Rhein-Neckar/Ludwigshafen/Heidelberg, 03. Mai 2015. (red/pro) Aktuell gibt es „dünne“ Berichte über den Gesundheitszustand des Altkanzlers Dr. Helmut Kohl (CDU). Der Mann ist 85 Jahre alt und eine Person der Zeitgeschichte. Damit gelten für ihn andere „Privatheitsregeln“. Alle journalistischen Redaktionen, die ein wenig Anstand bewahrt haben, könnten sich aber auch überlegen, was und wie sie berichten (müssen) – das entscheiden alle unabhängig.
Von Hardy Prothmann
Der Altkanzler Dr. Helmut Kohl ist aktuell überall eine Nachricht. Bereits seit drei Wochen liege er „intensiv“ im Krankenhaus. Was sonst? Der Mann ist 85 Jahre alt, hat ein Schädel-Trauma erlitten.
Er ist einer der ganz großen und gemessen an Regierungsjahren der „größte“ Kanzler aller Zeiten.
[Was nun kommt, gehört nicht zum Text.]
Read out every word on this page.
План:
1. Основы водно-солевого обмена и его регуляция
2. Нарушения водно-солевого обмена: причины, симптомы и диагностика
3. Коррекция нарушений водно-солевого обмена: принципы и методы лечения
Helmut Kohl war vor allem ein Charismatiker, ein Schlitzohr und ein Mann mit dem Mut zum Risiko – was positiv wie negativ gedeutet werden kann.
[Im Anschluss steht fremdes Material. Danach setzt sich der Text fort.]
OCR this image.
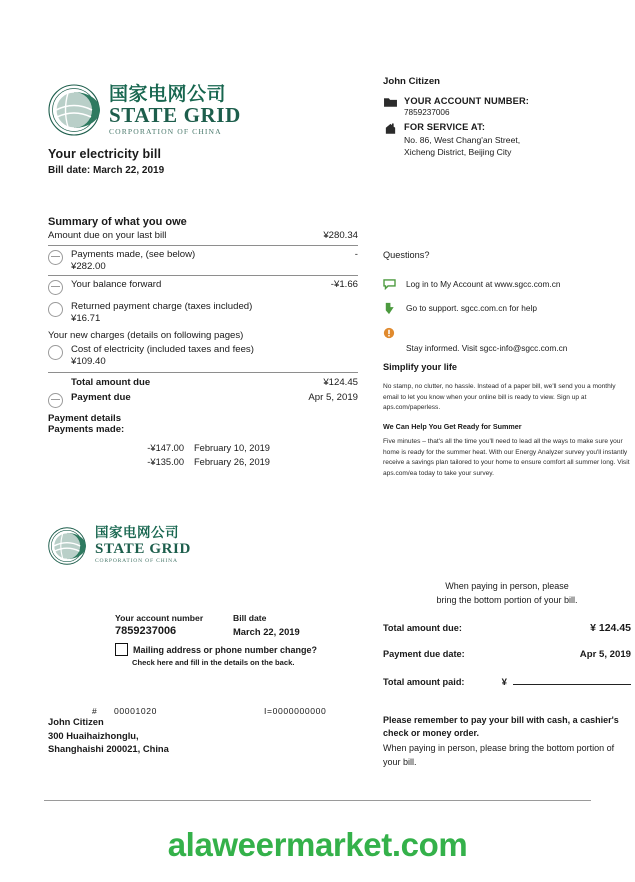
国家电网公司
STATE GRID
CORPORATION OF CHINA
Your electricity bill
Bill date: March 22, 2019
John Citizen
YOUR ACCOUNT NUMBER:
7859237006
FOR SERVICE AT:
No. 86, West Chang'an Street,
Xicheng District, Beijing City
Summary of what you owe
Amount due on your last bill	¥280.34
Payments made, (see below)	-
¥282.00
Your balance forward	-¥1.66
Returned payment charge (taxes included)
¥16.71
Your new charges (details on following pages)
Cost of electricity (included taxes and fees)
¥109.40
Total amount due	¥124.45
Payment due	Apr 5, 2019
Payment details
Payments made:
-¥147.00 February 10, 2019
-¥135.00 February 26, 2019
Questions?
Log in to My Account at www.sgcc.com.cn
Go to support. sgcc.com.cn for help
Stay informed. Visit sgcc-info@sgcc.com.cn
Simplify your life
No stamp, no clutter, no hassle. Instead of a paper bill, we'll send you a monthly email to let you know when your online bill is ready to view. Sign up at aps.com/paperless.
We Can Help You Get Ready for Summer
Five minutes – that's all the time you'll need to lead all the ways to make sure your home is ready for the summer heat. With our Energy Analyzer survey you'll instantly receive a savings plan tailored to your home to ensure comfort all summer long. Visit aps.com/ea today to take your survey.
国家电网公司
STATE GRID
CORPORATION OF CHINA
Your account number
7859237006
Bill date
March 22, 2019
Mailing address or phone number change?
Check here and fill in the details on the back.
#	00001020	I=0000000000
John Citizen
300 Huaihaizhonglu,
Shanghaishi 200021, China
When paying in person, please
bring the bottom portion of your bill.
Total amount due:	¥ 124.45
Payment due date:	Apr 5, 2019
Total amount paid:	¥
Please remember to pay your bill with cash, a cashier's check or money order.
When paying in person, please bring the bottom portion of your bill.
alaweermarket.com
Fest steht – Helmut Kohl ist eine ganz besondere Persönlichkeit.
Ein Mal habe ich ihn interviewt – er war eine Zumutung. Souverän, aber aggressiv zugleich, blitzgescheit und doch wohlwollend und gleichzeitig knallhart. Helmut Kohl ist ein ganz besonderer Mensch.
Wenn ich jetzt über Hüftoperationen lesen muss und „Komplikationen“ mit dem Darm, dann frage ich mich ehrlich: Kollegen, was soll das? Der Mann ist alt, ein körperliches Wrack. Lasst ihn in Ruhe.
Ich bin Journalist und ich weiß, was „die Kollegen“ antreibt. Und ich bin nicht sehr beliebt bei vielen Journalisten, weil ich sage: Ich finde das unanständig, was ihr Journalismus nennt.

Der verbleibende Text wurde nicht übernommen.